The 3 months correlation between ARMOUR and MITT-PB is 0.88. Overlapping area represents the amount of risk that can be diversified away by holding ARMOUR Residential REIT and AG Mortgage Investment in the same portfolio, assuming nothing else is changed. The correlation between historical prices or returns on AG Mortgage Investment and ARMOUR Residential is a relative statistical measure of the degree to which these equity instruments tend to move together. The correlation coefficient measures the extent to which returns on ARMOUR Residential REIT are associated (or correlated) with AG Mortgage. Values of the correlation coefficient range from -1 to +1, where. The correlation of zero (0) is possible when the price movement of AG Mortgage Investment has no effect on the direction of ARMOUR Residential i.e., ARMOUR Residential and AG Mortgage go up and down completely randomly.

Pair Corralation between ARMOUR Residential and AG Mortgage

Assuming the 90 days trading horizon ARMOUR Residential is expected to generate 2.01 times less return on investment than AG Mortgage. But when comparing it to its historical volatility, ARMOUR Residential REIT is 1.05 times less risky than AG Mortgage. It trades about 0.06 of its potential returns per unit of risk. AG Mortgage Investment is currently generating about 0.12 of returns per unit of risk over similar time horizon. If you would invest  1,258  in AG Mortgage Investment on August 27, 2024 and sell it today you would earn a total of  962.00  from holding AG Mortgage Investment or generate 76.47% return on investment over 90 days.
Time Period3 Months [change]
DirectionMoves Together 
StrengthStrong
Accuracy100.0%
ValuesDaily Returns

ARMOUR Residential REIT  vs.  AG Mortgage Investment

 Performance 
       Timeline  
ARMOUR Residential REIT 

Risk-Adjusted Performance

7 of 100

 
Weak
 
Strong
OK
Compared to the overall equity markets, risk-adjusted returns on investments in ARMOUR Residential REIT are ranked lower than 7 (%) of all global equities and portfolios over the last 90 days. In spite of rather sound basic indicators, ARMOUR Residential is not utilizing all of its potentials. The current stock price tumult, may contribute to shorter-term losses for the shareholders.
AG Mortgage Investment 

Risk-Adjusted Performance

10 of 100

 
Weak
 
Strong
OK
Compared to the overall equity markets, risk-adjusted returns on investments in AG Mortgage Investment are ranked lower than 10 (%) of all global equities and portfolios over the last 90 days. Despite somewhat conflicting fundamental drivers, AG Mortgage may actually be approaching a critical reversion point that can send shares even higher in December 2024.

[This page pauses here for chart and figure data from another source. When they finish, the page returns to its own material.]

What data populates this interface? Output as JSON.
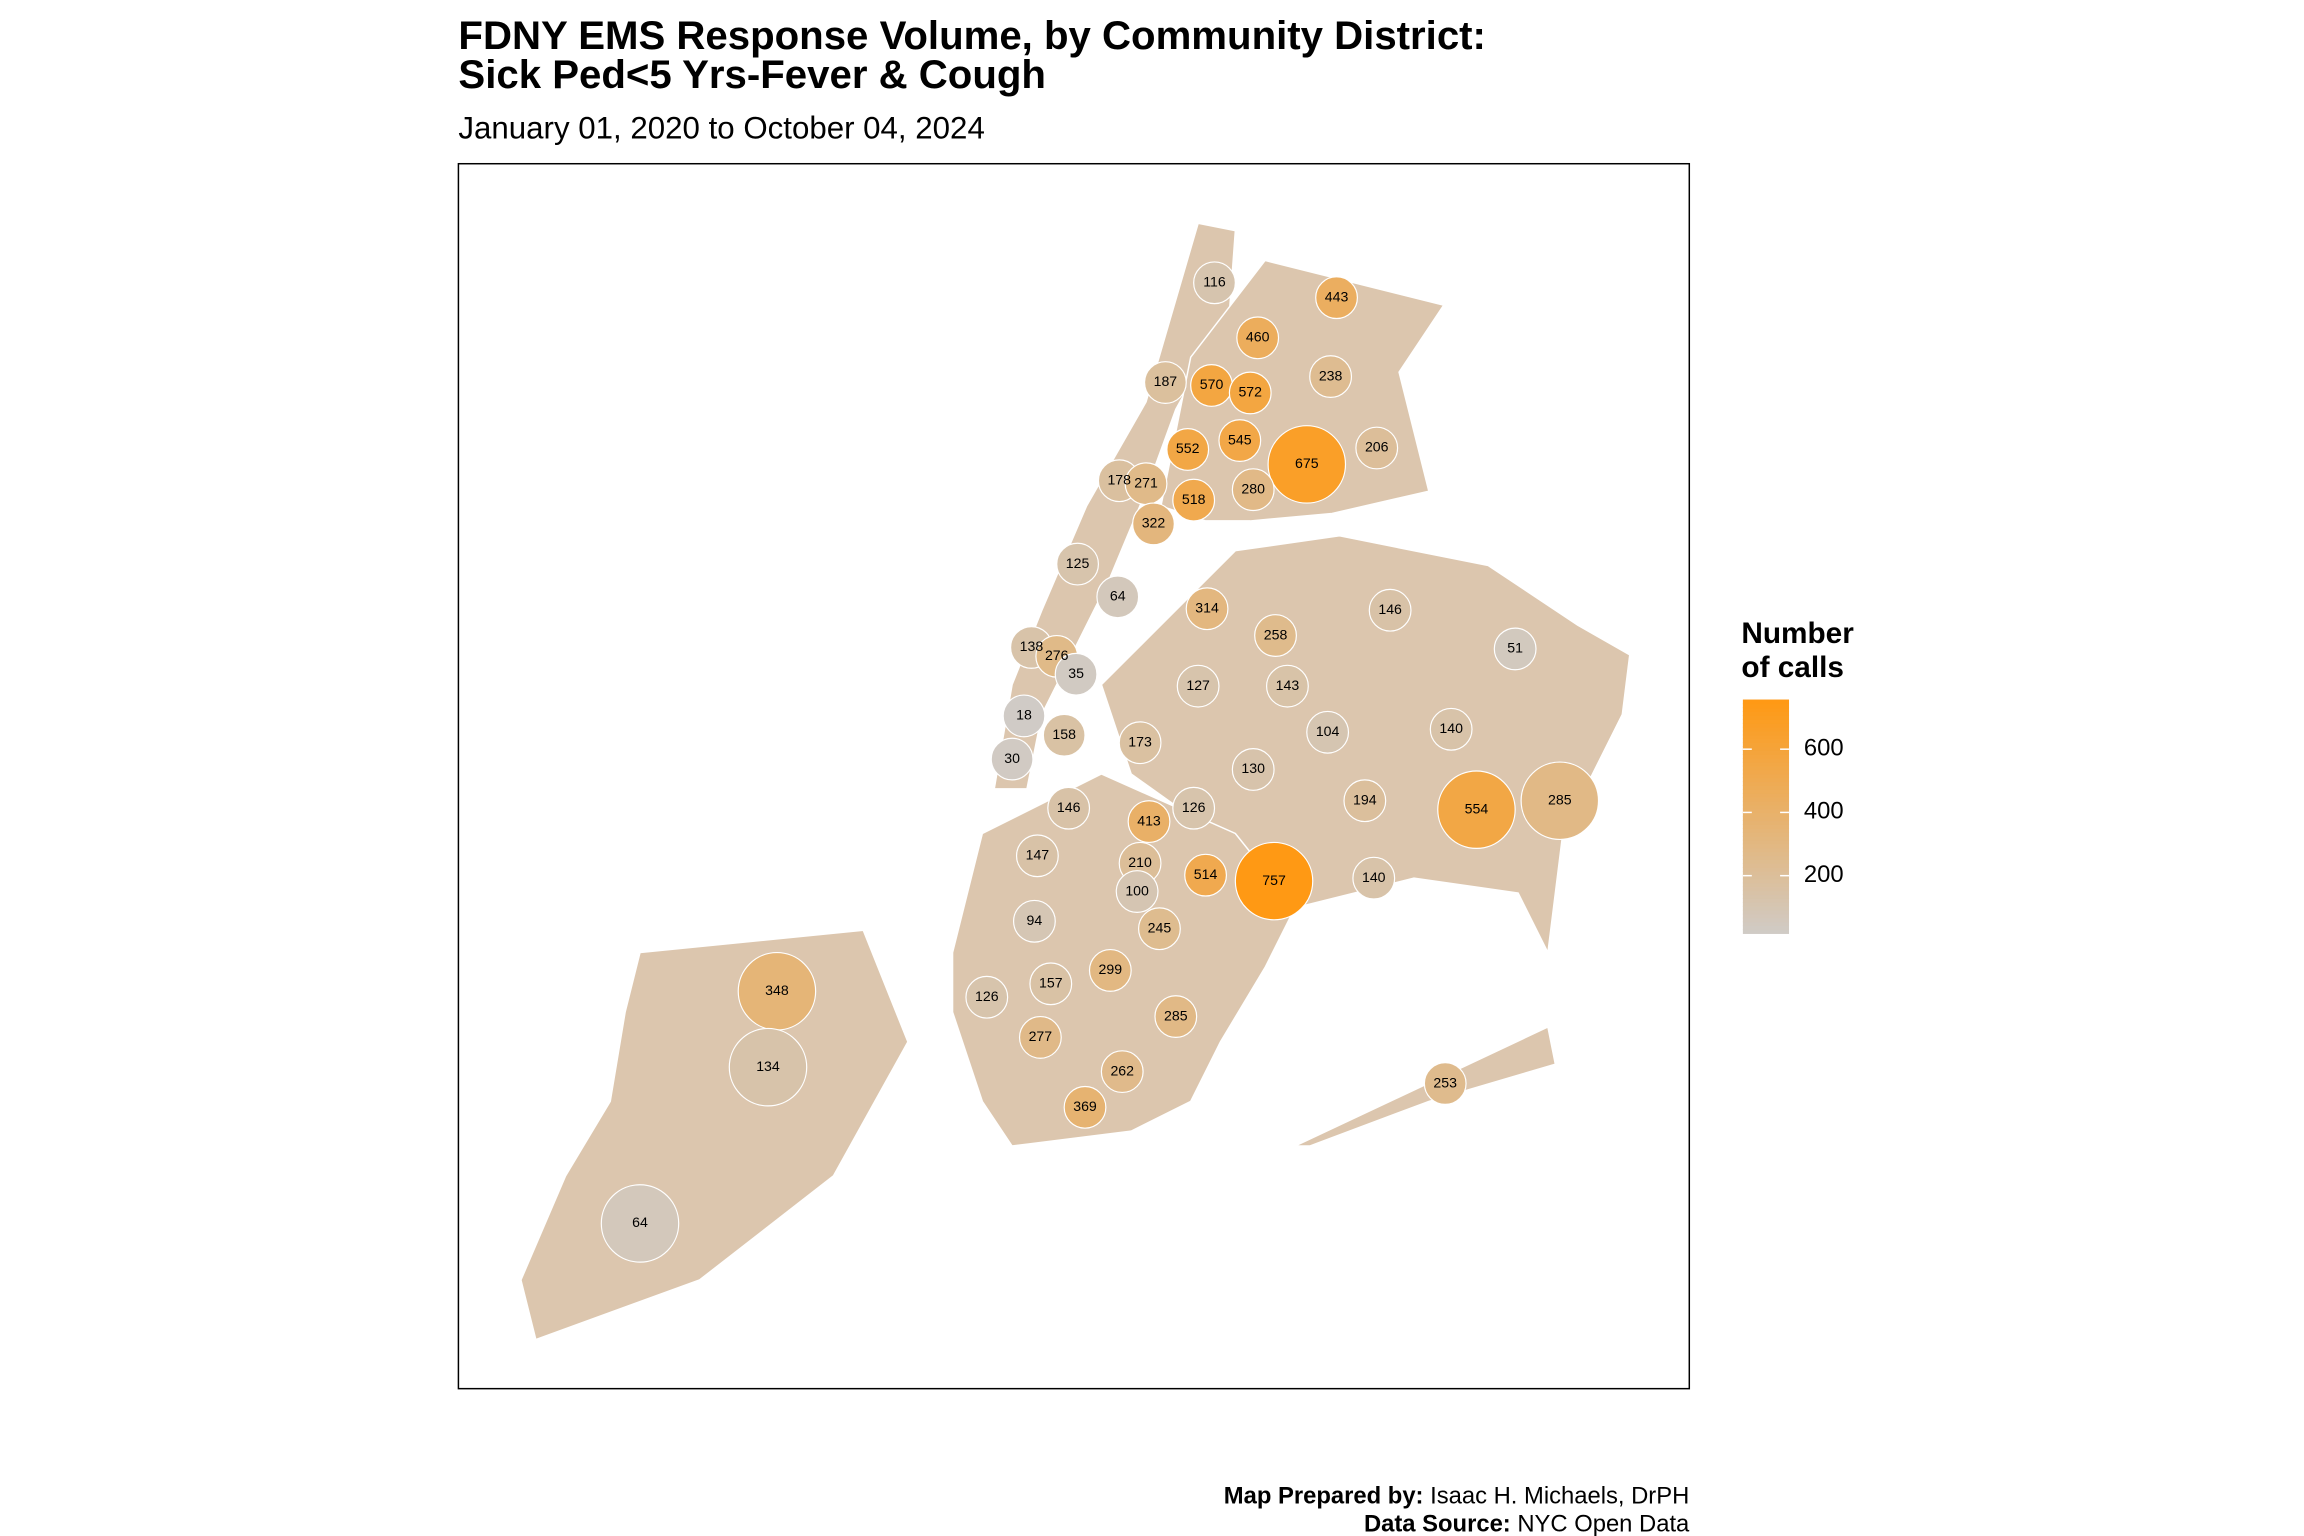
{
  "chart_data": {
    "type": "map",
    "title": [
      "FDNY EMS Response Volume, by Community District:",
      "Sick Ped<5 Yrs-Fever & Cough"
    ],
    "subtitle": "January 01, 2020 to October 04, 2024",
    "values": [
      116,
      443,
      460,
      238,
      187,
      570,
      572,
      552,
      545,
      675,
      206,
      178,
      271,
      280,
      518,
      322,
      125,
      64,
      314,
      146,
      258,
      51,
      138,
      276,
      35,
      127,
      143,
      18,
      158,
      104,
      140,
      173,
      30,
      130,
      194,
      554,
      285,
      146,
      413,
      126,
      147,
      210,
      514,
      757,
      140,
      100,
      94,
      245,
      299,
      157,
      126,
      348,
      285,
      277,
      134,
      262,
      253,
      369,
      64
    ],
    "legend_title": [
      "Number",
      "of calls"
    ],
    "clim": [
      18,
      757
    ],
    "ticks": [
      200,
      400,
      600
    ],
    "colors": {
      "low": "#d0cbc6",
      "high": "#ff9914"
    },
    "footer": [
      [
        "Map Prepared by:",
        " Isaac H. Michaels, DrPH"
      ],
      [
        "Data Source:",
        " NYC Open Data"
      ]
    ]
  }
}
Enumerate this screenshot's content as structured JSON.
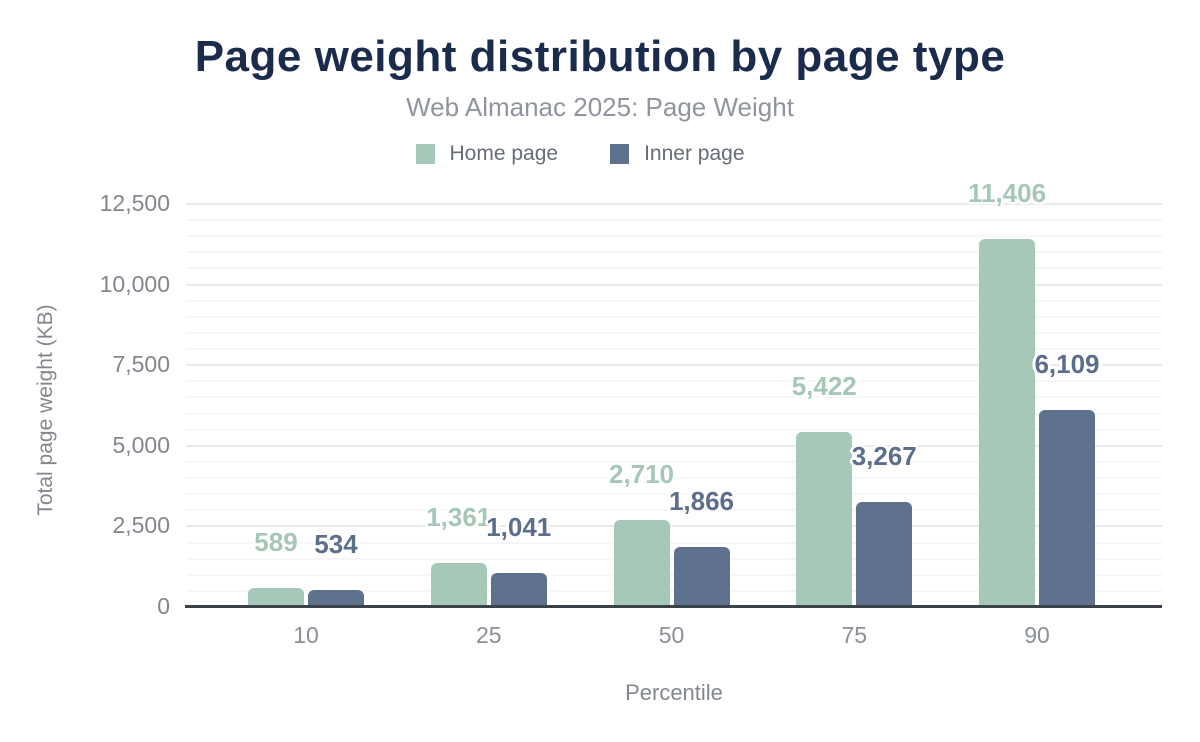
{
  "header": {
    "title": "Page weight distribution by page type",
    "subtitle": "Web Almanac 2025: Page Weight"
  },
  "legend": [
    {
      "label": "Home page",
      "color": "#a6c8b8"
    },
    {
      "label": "Inner page",
      "color": "#5e718d"
    }
  ],
  "colors": {
    "home_bar": "#a6c8b8",
    "inner_bar": "#5e718d",
    "home_label_text": "#a4c7b6",
    "inner_label_text": "#5b6e8c",
    "title_text": "#1a2b4c",
    "axis_line": "#3c4249",
    "tick_text": "#82878f"
  },
  "chart_data": {
    "type": "bar",
    "title": "Page weight distribution by page type",
    "subtitle": "Web Almanac 2025: Page Weight",
    "categories": [
      "10",
      "25",
      "50",
      "75",
      "90"
    ],
    "series": [
      {
        "name": "Home page",
        "color": "#a6c8b8",
        "label_color": "#a4c7b6",
        "values": [
          589,
          1361,
          2710,
          5422,
          11406
        ],
        "labels": [
          "589",
          "1,361",
          "2,710",
          "5,422",
          "11,406"
        ]
      },
      {
        "name": "Inner page",
        "color": "#5e718d",
        "label_color": "#5b6e8c",
        "values": [
          534,
          1041,
          1866,
          3267,
          6109
        ],
        "labels": [
          "534",
          "1,041",
          "1,866",
          "3,267",
          "6,109"
        ]
      }
    ],
    "xlabel": "Percentile",
    "ylabel": "Total page weight (KB)",
    "ylim": [
      0,
      12500
    ],
    "yticks": [
      {
        "value": 0,
        "label": "0"
      },
      {
        "value": 2500,
        "label": "2,500"
      },
      {
        "value": 5000,
        "label": "5,000"
      },
      {
        "value": 7500,
        "label": "7,500"
      },
      {
        "value": 10000,
        "label": "10,000"
      },
      {
        "value": 12500,
        "label": "12,500"
      }
    ],
    "grid": {
      "minor_step": 500,
      "major_step": 2500,
      "gridlines_on": true
    },
    "legend_position": "top"
  }
}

ARMOUR Residential and AG Mortgage Volatility Contrast

   Predicted Return Density   
       Returns  

Pair Trading with ARMOUR Residential and AG Mortgage

The main advantage of trading using opposite ARMOUR Residential and AG Mortgage positions is that it hedges away some unsystematic risk. Because of two separate transactions, even if ARMOUR Residential position performs unexpectedly, AG Mortgage can make up some of the losses. Pair trading also minimizes risk from directional movements in the market. For example, if an entire industry or sector drops because of unexpected headlines, the short position in AG Mortgage will offset losses from the drop in AG Mortgage's long position.
The idea behind ARMOUR Residential REIT and AG Mortgage Investment pairs trading is to make the combined position market-neutral, meaning the overall market's direction will not affect its win or loss (or potential downside or upside). This can be achieved by designing a pairs trade with two highly correlated stocks or equities that operate in a similar space or sector, making it possible to obtain profits through simple and relatively low-risk investment.
Check out your portfolio center.
Note that this page's information should be used as a complementary analysis to find the right mix of equity instruments to add to your existing portfolios or create a brand new portfolio. You can also try the Headlines Timeline module to stay connected to all market stories and filter out noise. Drill down to analyze hype elasticity.